Je profitais de mon temps libre pour faire des recherches approfondies sur le contexte écologique et économique autour du barrage de la Narbada. On n’en avait que très peu parlé durant nos semaines de travail acharné, mais ce projet était bien loin de faire l’unanimité, autant en Inde que dans l’intelligentsia écologiste. Les alter mondialistes s’étaient mobilisés pour empêcher son implantation, mettant en avant les gigantesques déplacements de populations qu’il allait nécessiter. Comme d’habitude, ce serait aux plus démunis de subir les conséquences néfastes du développement économique voulu par le gouvernement indien.
Les opposants au barrage avaient remporté une grande victoire quelques années auparavant, quand la Cour suprême indienne avait ordonné le gel du projet malgré le soutien de la banque mondiale. Mais ils avaient fini par être déboutés par cette même Cour suprême, qui déclara que les travaux devaient finalement être menés à leur terme. La précipitation soudaine du gouvernement de New Delhi s’expliquait par son souhait d’exploiter cette dernière victoire avant que quiconque ne vienne à nouveau s’interposer. À supposer que je puisse trouver un moyen d’agir par la suite, ce contexte ne me faciliterait pas la tâche !
Le samedi finit par arriver, point d’orgue à cette semaine éprouvante. Bien que je n’eusse aucune nouvelle de Karina, je croisai les doigts pour qu’elle ait lu ma lettre. Je brûlais d’impatience, espérant sans presque oser y croire que l’heure de ma revanche allait bientôt sonner.
Ce fut enfin l’heure du grand tirage. Il était plus que temps, j’étais tendu comme une corde de guitare ! Je m’installai face à mon écran plat, zappant furieusement pour atteindre le bon canal. Le moment de vérité allait avoir lieu, mon regard cabriolait entre le bulletin de loto chiffonné et le poste de télévision. Je n’osais pas y croire.

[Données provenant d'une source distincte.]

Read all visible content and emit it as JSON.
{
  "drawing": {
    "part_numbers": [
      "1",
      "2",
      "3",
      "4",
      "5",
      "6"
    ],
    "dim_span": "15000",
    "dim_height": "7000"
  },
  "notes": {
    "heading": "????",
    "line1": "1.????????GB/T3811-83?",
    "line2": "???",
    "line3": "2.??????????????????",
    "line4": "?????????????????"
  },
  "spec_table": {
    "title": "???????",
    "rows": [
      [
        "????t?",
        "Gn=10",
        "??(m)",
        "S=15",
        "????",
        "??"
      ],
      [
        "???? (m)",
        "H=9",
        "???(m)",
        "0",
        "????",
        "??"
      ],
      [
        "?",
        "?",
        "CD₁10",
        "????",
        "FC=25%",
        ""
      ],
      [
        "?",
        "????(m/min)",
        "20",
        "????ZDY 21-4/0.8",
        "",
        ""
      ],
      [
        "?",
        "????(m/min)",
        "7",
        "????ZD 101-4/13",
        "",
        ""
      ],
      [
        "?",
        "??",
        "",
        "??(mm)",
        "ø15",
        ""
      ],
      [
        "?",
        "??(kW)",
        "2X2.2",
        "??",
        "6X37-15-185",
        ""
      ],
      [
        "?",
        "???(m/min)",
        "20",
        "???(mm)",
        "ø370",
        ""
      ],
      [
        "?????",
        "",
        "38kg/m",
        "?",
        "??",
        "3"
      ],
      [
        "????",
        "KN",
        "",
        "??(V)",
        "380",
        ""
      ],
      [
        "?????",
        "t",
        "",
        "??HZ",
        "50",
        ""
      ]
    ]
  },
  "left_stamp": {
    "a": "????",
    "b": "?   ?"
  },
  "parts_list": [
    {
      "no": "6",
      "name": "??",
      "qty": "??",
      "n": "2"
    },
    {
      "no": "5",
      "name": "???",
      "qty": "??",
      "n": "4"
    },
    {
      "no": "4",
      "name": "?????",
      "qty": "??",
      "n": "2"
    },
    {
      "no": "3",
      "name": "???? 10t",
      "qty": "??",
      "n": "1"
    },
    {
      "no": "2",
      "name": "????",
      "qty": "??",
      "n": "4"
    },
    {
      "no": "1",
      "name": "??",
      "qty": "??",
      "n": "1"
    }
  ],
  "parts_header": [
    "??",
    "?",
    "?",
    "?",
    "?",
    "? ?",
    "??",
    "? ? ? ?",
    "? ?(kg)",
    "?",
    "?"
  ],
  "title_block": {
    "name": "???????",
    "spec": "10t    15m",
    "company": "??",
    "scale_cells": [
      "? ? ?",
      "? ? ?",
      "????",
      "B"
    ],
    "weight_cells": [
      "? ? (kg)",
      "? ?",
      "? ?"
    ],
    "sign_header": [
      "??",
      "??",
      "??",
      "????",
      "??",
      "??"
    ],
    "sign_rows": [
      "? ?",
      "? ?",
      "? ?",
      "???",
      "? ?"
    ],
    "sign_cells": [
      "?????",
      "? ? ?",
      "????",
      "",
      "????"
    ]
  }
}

Le premier nombre venait de sortir. Connaissant par cœur ma sélection, je sus instantanément qu’il était bon. Le second nombre fut tiré à son tour… bordel, celui-ci n’était pas sur mon bulletin ! Je tentai de ne pas céder à la panique. La combinaison que m’avait communiquée Franck 2034 pouvait très bien concerner le second tirage de ce samedi. Je muselai mon angoisse pour quelques dizaines de minutes.
Juste avant que n’ait lieu le second tirage, la sonnerie du téléphone retentit, me secouant comme si je venais de serrer la pince à une ligne de dix mille volts. Toujours installé sur le canapé, face à l’écran, je décrochai. Je n’eus aucun mal à reconnaître la voix au bout du fil.
- Bonsoir Karina. Eh bien, je suppose que tu as dû lire ma lettre, dis-je presque sereinement. - J’ai pensé en faire des confettis au moins dix fois avant de me décider à la décacheter. - Mais tu l’as ouverte, finalement… fis-je. - Je me demande encore pourquoi je l’ai fait. Peut-être dans l’espoir que tu ne sois pas juste un manipulateur pervers, Franck, me répondit-elle, d’un ton qui n’était pas aussi froid qu’elle l’aurait voulu. - Peut-être aussi parce qu’on a eu un bon feeling, tous les deux ? plaisantai-je, pour détendre un peu l’étau qui nouait ma gorge. - Possible. Je ne suis pas encore assez désabusée pour ne plus croire au père Noël…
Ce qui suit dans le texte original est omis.